Grand visionnaire de l'écologie, libéral en économie comme en politique ou en culture, ce brillant causeur aux multiples visages a été, avec le groupe Futuribles, l'un des pionniers de la prospective. Mort il y a maintenant un peu moins de quinze ans, il séduit encore, toutes colorations politiques confondues.
source: Cécile Romane

Visite de Jean-François Revel chez Bertrand de Jouvenel

Dans ses mémoires, Le voleur dans la maison vide, Jean-François Revel, apporte un précieux témoignage sur certains aspects controversés de la vie et de l'oeuvre de Bertrand de Jouvenel.

«J'avais devant moi, écrit Revel, l'un des fondateurs mondialement connus de la science politique contemporaine, le précurseur d'une réflexion originale sur l'avenir, l'auteur de livres fondamentaux et classiques, dont les titres vigoureux et concis étaient gravés dans tant de mémoires : Du pouvoir, De la souveraineté, De la politique pure, L'Art de la conjecture.
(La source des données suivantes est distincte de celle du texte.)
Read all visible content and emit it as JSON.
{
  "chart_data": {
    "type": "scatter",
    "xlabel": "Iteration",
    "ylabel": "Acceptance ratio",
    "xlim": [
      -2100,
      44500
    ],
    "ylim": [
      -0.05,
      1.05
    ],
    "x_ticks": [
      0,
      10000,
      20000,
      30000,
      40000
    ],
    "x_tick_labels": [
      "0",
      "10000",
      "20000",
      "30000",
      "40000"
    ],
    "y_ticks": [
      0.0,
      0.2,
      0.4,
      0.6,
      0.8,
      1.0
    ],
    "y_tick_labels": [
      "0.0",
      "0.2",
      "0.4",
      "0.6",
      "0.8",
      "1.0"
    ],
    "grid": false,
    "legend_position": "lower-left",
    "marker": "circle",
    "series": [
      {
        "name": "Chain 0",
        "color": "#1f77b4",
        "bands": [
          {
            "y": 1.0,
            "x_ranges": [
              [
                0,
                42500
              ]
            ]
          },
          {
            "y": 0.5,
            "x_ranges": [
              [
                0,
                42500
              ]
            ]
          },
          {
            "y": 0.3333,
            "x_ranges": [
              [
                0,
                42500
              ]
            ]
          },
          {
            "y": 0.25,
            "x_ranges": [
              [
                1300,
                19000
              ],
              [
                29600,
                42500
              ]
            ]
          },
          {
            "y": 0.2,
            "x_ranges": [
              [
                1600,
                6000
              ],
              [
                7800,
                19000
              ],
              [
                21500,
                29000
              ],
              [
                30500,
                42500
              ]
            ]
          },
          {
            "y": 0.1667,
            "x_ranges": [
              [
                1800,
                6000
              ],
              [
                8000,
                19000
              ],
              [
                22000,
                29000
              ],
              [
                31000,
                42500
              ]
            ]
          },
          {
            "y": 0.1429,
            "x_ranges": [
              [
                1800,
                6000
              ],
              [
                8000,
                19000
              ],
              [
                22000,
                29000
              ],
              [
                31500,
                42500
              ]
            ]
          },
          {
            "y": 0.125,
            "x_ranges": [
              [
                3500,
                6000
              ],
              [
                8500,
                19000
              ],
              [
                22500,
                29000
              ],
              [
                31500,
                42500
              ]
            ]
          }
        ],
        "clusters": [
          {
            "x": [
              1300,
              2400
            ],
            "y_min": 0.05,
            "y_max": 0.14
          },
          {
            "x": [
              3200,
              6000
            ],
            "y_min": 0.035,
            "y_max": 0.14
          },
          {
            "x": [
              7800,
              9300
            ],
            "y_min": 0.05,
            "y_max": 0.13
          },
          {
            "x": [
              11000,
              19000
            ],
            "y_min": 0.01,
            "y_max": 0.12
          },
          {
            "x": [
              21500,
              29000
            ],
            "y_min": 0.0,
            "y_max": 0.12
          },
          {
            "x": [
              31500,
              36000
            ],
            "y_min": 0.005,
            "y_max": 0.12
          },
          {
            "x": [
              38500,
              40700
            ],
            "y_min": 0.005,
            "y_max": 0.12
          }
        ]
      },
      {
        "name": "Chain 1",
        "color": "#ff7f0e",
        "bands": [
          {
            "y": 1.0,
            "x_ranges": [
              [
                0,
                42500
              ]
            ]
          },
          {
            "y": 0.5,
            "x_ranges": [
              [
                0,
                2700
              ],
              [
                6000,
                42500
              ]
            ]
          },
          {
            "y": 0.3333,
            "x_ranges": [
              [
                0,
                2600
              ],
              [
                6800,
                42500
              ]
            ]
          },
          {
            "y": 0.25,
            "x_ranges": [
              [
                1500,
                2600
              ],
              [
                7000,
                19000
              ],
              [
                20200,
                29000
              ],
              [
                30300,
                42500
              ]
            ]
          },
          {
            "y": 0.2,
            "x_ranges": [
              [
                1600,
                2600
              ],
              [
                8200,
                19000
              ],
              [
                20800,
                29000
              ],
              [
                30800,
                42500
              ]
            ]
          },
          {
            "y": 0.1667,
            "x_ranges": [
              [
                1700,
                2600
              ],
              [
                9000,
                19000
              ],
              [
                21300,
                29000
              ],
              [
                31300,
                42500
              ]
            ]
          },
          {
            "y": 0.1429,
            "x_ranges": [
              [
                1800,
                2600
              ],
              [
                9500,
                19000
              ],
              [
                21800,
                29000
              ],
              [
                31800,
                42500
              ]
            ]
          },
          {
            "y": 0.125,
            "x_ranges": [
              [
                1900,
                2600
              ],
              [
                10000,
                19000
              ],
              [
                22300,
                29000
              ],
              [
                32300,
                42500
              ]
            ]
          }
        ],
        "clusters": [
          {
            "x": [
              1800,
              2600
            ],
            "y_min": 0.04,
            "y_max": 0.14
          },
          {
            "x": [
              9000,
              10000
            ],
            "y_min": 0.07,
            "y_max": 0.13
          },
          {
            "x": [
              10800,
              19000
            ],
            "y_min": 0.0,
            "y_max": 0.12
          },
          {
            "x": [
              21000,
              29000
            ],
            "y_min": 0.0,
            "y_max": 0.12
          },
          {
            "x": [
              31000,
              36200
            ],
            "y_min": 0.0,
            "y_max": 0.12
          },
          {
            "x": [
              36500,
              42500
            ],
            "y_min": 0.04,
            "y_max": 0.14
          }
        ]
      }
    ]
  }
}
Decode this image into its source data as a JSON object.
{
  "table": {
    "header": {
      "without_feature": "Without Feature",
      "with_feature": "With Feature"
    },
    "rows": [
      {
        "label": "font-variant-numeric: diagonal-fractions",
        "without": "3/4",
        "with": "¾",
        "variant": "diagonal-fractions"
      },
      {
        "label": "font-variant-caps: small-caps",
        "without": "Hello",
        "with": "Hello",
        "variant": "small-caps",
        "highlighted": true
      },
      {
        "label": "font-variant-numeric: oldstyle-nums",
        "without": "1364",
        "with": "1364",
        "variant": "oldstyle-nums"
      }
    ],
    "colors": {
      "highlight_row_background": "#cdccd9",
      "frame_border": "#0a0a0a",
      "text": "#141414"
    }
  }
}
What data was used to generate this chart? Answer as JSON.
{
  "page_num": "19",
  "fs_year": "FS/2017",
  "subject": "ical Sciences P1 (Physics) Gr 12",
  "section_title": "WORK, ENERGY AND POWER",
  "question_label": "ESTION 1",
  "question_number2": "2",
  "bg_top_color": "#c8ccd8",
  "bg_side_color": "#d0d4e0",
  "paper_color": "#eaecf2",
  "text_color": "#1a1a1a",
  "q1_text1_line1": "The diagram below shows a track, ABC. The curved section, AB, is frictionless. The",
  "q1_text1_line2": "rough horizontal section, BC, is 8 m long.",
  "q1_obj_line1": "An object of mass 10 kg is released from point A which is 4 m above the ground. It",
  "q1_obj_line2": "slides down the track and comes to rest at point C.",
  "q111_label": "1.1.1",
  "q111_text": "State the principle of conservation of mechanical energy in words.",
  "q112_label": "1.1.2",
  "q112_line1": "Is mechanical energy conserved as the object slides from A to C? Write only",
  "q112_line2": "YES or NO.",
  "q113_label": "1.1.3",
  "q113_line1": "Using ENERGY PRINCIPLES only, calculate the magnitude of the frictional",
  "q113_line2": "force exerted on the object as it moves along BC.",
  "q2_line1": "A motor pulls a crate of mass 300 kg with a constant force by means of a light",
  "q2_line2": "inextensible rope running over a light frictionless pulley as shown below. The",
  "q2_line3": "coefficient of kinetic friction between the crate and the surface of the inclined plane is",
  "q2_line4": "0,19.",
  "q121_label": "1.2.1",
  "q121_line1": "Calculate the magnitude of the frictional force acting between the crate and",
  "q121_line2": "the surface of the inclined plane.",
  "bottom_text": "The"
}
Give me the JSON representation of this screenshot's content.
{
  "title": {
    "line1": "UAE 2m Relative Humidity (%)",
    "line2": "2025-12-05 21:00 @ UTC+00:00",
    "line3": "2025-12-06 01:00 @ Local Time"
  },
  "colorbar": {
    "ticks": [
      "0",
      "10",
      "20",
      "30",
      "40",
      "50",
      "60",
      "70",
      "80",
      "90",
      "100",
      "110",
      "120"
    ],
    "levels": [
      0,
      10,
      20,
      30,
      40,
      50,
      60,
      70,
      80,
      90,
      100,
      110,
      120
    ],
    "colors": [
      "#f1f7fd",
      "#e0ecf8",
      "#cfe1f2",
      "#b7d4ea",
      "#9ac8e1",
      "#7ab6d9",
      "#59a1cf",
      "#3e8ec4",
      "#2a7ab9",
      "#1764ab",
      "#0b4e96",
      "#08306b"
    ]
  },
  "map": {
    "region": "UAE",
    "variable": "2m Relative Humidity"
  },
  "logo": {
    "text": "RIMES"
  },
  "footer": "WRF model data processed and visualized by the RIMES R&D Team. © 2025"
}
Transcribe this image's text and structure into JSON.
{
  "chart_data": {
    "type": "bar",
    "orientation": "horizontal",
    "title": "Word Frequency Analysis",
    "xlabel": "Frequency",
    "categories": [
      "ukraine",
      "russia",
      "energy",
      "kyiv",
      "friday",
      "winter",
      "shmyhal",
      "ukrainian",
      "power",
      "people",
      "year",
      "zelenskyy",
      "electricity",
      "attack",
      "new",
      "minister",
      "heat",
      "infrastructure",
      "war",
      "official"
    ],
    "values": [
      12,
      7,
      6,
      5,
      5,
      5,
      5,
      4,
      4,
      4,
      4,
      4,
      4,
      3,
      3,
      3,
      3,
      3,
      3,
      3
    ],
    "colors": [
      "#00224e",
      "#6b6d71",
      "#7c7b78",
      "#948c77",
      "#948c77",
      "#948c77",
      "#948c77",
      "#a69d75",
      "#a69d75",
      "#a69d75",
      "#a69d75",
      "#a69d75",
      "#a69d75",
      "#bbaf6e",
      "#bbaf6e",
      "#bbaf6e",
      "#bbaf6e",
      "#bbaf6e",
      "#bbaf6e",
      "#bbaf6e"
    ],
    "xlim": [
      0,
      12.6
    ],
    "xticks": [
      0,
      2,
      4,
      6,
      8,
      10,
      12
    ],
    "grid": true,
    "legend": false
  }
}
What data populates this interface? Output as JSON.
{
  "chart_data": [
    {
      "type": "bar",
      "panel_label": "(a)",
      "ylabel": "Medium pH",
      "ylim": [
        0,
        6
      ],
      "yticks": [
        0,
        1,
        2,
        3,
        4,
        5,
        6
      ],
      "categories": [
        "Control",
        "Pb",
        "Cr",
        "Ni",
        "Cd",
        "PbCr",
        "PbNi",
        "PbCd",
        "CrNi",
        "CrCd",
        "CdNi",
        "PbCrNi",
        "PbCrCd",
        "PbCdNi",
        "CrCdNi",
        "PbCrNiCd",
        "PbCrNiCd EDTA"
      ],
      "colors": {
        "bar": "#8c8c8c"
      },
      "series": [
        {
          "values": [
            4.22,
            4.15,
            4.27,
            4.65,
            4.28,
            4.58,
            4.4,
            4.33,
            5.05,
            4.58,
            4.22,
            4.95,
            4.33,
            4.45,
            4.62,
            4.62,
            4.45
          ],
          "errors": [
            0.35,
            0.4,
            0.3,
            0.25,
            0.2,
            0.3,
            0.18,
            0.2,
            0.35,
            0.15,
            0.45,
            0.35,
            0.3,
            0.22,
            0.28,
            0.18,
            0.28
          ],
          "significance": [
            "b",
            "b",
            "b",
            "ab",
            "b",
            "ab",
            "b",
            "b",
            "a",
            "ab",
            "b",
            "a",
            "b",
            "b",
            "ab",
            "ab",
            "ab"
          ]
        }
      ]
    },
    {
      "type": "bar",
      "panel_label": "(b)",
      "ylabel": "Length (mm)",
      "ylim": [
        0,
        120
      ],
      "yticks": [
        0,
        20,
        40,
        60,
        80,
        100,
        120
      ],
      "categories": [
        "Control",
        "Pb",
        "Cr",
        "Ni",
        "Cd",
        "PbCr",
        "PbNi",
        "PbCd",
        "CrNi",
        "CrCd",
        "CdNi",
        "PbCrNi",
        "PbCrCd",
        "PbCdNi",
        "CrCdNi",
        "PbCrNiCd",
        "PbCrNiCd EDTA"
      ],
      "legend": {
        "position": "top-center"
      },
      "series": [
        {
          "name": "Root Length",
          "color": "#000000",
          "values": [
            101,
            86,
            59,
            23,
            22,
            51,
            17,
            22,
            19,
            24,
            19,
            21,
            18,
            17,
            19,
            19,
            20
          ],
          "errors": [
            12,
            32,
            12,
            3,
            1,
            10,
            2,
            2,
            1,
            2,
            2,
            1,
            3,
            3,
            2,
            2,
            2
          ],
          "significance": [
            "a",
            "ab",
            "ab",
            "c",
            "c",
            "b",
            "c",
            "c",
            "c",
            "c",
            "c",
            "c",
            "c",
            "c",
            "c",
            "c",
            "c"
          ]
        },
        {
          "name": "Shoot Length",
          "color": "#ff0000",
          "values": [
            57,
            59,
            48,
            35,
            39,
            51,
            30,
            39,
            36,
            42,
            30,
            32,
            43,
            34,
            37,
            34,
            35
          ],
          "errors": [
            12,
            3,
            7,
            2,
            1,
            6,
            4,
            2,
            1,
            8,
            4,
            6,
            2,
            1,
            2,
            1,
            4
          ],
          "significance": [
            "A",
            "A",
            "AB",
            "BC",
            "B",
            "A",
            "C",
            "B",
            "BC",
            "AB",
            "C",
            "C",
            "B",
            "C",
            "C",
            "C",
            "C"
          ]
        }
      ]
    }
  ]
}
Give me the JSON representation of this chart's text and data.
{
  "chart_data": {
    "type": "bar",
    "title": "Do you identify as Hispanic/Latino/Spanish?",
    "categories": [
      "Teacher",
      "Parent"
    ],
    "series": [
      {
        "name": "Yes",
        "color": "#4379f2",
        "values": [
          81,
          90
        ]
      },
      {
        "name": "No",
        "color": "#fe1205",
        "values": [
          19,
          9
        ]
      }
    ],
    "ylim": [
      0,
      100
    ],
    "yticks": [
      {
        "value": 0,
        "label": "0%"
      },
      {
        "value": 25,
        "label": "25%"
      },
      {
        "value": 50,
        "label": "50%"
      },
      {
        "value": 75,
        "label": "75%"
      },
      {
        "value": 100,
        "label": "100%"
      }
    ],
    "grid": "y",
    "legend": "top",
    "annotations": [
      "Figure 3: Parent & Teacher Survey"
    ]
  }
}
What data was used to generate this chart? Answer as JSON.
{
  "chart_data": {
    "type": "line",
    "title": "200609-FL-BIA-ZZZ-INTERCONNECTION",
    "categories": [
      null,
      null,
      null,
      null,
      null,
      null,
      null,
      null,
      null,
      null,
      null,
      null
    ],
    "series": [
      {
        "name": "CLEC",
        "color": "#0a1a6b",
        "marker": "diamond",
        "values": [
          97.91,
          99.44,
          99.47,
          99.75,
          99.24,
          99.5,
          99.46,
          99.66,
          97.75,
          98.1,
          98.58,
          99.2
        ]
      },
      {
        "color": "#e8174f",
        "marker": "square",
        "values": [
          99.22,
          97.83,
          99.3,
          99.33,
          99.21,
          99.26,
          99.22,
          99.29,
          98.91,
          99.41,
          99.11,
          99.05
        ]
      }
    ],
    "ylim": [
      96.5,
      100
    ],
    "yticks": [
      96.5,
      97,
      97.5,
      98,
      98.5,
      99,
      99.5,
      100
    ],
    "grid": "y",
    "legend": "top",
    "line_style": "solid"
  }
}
Et j'avais aussi devant moi celui dont une légende persistante faisait le modèle du personnage de Colette, Chéri. Je dis bien légende, car Chéri était achevé quand Bertrand de Jouvenel rencontra Colette, mais légende qui devait se transformer en demi-vérité ; la romancière éprouva pour le jeune Bertrand une inclination qui semble bien être allée jusqu'à la chute. Non sans drames : Colette, en effet, était la seconde femme du père de Bertrand, ce personnage considérable de la IIIe République que fut Henry de Jouvenel, sénateur de la Corrèze, ministre, ambassadeur, l'une des têtes pensantes et influentes du Parti radical, alors pivot du système. Adorateur et adoré des femmes, adepte du maternage sinon du matriarcat, certes, Bertrand devait l'être toujours.»

Oubliant ou ignorant qu'il était reçu chez Léon Blum et qu'il avait autant d'amis dans les partis de gauche que dans les partis de droite, on le range parfois, avec mépris parmi les collaborateurs et les fascistes. C'est là, pour Revel, une réputation imméritée. «Sous l'Occupation, il est chargé par les services de renseignement français, où il est entré en 1939, de surveiller les milieux de la collaboration. Une vieille amitié avec Otto Abetz, l'ambassadeur du IIIe Reich en France occupée, lui en rend l'accès facile, ce qui ne manque pas de lui forger à lui-même une réputation gênante et imméritée de collaborateur.»
Jean-François Revel, Mémoires – Le voleur dans la maison vide, Éditions Plon, 1997, p. 433.